Thursday, April 13, 2006

I loveass

As a result of the popular demand of my readership I have decided to be serious for a few moments before the obligatorially astounding portion of the segment, and with absolutely no delay, I talked with a friend last week who was melancholic over the loss of an old friend and I pinched his cheek, no not the dead guy's cheek. And afterward he said some words about despair, no, a dead guy can't speak at all.
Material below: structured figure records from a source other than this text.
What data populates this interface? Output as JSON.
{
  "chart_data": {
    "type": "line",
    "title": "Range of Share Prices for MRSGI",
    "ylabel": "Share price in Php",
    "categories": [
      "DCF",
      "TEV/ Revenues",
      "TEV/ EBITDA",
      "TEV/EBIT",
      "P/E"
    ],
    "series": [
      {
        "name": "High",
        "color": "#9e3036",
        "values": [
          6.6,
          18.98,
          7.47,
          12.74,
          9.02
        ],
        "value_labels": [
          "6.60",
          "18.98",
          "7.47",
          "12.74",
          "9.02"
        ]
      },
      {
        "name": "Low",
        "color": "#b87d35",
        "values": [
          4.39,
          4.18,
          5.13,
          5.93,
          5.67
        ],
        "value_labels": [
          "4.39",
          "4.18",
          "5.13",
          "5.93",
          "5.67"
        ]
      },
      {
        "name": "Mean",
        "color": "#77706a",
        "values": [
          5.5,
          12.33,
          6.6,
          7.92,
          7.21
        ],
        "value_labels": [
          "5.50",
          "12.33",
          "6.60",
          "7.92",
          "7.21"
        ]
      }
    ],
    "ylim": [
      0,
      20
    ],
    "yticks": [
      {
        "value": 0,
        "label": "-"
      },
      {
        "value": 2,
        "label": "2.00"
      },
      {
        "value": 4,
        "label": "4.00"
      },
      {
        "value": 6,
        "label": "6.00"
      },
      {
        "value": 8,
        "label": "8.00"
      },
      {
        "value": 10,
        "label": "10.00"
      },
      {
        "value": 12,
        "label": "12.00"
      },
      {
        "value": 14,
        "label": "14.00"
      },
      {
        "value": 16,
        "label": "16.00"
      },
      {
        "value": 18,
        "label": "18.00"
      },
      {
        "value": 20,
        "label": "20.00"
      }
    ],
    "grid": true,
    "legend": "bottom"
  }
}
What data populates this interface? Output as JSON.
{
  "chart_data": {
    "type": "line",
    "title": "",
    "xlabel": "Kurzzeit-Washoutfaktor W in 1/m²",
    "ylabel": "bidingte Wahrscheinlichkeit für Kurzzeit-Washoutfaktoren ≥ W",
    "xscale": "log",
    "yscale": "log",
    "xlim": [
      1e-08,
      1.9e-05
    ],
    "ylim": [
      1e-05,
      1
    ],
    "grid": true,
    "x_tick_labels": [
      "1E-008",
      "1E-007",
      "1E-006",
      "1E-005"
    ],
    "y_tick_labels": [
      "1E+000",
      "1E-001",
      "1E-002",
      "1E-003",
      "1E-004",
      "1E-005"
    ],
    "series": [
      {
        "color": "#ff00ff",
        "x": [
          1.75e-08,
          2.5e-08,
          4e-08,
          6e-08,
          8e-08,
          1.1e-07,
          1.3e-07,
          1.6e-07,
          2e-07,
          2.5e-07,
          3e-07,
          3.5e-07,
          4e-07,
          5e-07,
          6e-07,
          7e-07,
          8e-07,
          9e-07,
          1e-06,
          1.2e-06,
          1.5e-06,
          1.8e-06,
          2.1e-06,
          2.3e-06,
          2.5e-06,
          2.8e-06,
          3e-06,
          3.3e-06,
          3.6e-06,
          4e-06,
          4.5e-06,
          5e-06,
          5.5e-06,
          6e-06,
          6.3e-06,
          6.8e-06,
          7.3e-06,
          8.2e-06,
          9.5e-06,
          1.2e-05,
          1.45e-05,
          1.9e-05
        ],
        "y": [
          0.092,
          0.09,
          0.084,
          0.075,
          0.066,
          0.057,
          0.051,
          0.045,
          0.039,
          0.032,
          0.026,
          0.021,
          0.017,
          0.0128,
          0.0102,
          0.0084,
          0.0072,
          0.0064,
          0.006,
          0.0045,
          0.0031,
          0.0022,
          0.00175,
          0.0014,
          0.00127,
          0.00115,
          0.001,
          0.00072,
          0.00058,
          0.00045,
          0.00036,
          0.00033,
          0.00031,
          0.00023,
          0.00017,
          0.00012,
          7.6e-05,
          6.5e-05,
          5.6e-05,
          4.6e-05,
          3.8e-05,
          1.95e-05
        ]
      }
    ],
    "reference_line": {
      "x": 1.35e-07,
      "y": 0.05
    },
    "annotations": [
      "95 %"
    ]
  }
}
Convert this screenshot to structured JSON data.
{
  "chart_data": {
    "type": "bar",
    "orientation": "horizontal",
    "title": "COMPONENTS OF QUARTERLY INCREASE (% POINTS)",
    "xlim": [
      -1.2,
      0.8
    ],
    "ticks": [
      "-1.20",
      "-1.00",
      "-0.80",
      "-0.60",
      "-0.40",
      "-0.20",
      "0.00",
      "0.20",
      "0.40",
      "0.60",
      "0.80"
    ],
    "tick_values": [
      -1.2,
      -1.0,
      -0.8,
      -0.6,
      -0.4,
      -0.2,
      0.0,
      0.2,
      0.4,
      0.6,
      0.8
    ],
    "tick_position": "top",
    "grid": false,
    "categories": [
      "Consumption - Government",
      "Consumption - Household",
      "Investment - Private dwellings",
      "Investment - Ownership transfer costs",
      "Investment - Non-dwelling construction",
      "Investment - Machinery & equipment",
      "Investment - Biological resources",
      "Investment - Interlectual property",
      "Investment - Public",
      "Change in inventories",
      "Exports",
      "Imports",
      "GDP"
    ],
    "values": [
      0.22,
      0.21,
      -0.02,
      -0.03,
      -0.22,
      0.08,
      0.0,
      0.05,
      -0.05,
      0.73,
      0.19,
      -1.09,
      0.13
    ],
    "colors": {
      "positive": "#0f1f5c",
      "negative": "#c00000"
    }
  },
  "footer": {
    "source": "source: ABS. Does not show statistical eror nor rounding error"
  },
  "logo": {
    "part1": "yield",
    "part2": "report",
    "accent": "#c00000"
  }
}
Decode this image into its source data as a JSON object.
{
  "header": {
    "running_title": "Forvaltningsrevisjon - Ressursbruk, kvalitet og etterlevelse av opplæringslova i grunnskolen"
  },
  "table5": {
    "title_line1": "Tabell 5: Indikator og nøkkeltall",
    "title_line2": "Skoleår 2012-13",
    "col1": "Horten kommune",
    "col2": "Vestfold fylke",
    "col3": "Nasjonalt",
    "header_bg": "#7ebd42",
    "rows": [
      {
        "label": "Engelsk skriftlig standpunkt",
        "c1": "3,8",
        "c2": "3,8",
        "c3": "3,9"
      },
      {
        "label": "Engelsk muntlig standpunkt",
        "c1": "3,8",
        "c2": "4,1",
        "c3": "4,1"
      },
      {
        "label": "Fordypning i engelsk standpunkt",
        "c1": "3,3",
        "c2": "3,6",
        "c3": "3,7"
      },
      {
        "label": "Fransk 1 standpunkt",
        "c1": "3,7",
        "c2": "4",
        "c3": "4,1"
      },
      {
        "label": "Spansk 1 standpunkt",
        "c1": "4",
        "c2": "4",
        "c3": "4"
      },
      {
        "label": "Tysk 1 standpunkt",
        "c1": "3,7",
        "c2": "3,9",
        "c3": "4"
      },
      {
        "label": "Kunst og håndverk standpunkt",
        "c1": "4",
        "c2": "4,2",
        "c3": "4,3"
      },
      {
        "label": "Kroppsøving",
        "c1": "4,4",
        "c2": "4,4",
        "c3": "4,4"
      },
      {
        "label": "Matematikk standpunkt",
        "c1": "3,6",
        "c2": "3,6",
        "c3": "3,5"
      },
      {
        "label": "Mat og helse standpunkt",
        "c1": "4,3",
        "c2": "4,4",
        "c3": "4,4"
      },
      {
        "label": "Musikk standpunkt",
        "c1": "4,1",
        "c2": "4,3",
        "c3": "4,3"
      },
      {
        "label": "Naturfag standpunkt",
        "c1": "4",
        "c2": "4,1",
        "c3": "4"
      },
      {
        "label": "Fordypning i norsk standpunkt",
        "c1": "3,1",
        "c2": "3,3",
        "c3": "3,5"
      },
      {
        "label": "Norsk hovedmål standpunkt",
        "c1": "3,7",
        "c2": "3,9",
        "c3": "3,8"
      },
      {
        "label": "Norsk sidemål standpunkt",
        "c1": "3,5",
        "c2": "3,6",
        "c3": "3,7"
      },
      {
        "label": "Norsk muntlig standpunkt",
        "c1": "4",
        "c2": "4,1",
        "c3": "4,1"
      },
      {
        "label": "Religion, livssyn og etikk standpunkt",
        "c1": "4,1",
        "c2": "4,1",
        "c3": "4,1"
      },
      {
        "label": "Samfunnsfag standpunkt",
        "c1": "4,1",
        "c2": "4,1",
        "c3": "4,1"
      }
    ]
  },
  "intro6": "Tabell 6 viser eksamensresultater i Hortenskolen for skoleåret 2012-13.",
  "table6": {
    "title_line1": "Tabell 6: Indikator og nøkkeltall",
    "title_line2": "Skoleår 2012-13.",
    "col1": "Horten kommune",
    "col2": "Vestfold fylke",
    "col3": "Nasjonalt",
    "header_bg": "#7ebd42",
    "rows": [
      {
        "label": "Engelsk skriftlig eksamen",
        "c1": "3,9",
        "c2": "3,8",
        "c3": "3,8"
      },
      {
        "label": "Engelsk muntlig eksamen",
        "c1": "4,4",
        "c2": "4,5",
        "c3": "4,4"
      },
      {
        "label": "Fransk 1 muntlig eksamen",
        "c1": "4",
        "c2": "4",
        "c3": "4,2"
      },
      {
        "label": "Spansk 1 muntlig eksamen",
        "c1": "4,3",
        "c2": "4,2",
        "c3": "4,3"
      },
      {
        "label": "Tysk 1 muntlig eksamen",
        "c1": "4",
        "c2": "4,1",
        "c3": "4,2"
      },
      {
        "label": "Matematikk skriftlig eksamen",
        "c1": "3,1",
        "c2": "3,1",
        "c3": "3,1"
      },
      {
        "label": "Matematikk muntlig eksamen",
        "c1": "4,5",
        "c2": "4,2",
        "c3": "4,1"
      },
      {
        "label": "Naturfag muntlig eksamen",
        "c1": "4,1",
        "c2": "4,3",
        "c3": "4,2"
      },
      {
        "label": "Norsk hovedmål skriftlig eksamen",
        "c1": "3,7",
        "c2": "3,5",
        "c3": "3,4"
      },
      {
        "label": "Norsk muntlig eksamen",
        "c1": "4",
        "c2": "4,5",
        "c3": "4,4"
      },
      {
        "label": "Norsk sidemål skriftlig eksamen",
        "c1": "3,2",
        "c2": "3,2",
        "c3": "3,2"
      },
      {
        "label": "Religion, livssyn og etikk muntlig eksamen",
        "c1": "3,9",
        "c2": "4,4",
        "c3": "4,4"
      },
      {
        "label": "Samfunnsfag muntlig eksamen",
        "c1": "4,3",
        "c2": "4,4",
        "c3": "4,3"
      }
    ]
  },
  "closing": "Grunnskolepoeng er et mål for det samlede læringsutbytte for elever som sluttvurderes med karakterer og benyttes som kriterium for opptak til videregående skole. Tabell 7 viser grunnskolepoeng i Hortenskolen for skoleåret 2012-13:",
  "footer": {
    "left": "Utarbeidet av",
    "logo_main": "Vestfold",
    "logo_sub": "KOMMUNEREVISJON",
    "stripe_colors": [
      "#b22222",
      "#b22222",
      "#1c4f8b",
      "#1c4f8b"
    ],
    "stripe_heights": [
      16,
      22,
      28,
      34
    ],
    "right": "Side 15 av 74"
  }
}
Yes, it was despair that was expressed and I couldn't help but feel as if it were enjoyed, and then you say despair is a miserable state of mind and then I say that if it was so miserable then why would a person engage in such an activity? And you say the truth hurts, but does it hurt to be truthful? Dunno, but you might say it hurts to be alive. And so I say that I felt myself in a dark room, completely black and absent of everything but existence itself. I was not quite sure if I was alive or dead, and when I came out of that room I felt completely refreshed, invigorated, as if from a long satisfying sleep, after which I continued to wonder and wander, and I felt no despair and in spite of everything I felt mirthful and I wanted nothing more than to go for a ride. Go for a ride, go for a ride, WooHoo!, gonna go for a ride!

(-this message brought to you by FeelTheMirth!nc, if you're feeling saucy you may as well taste good too!)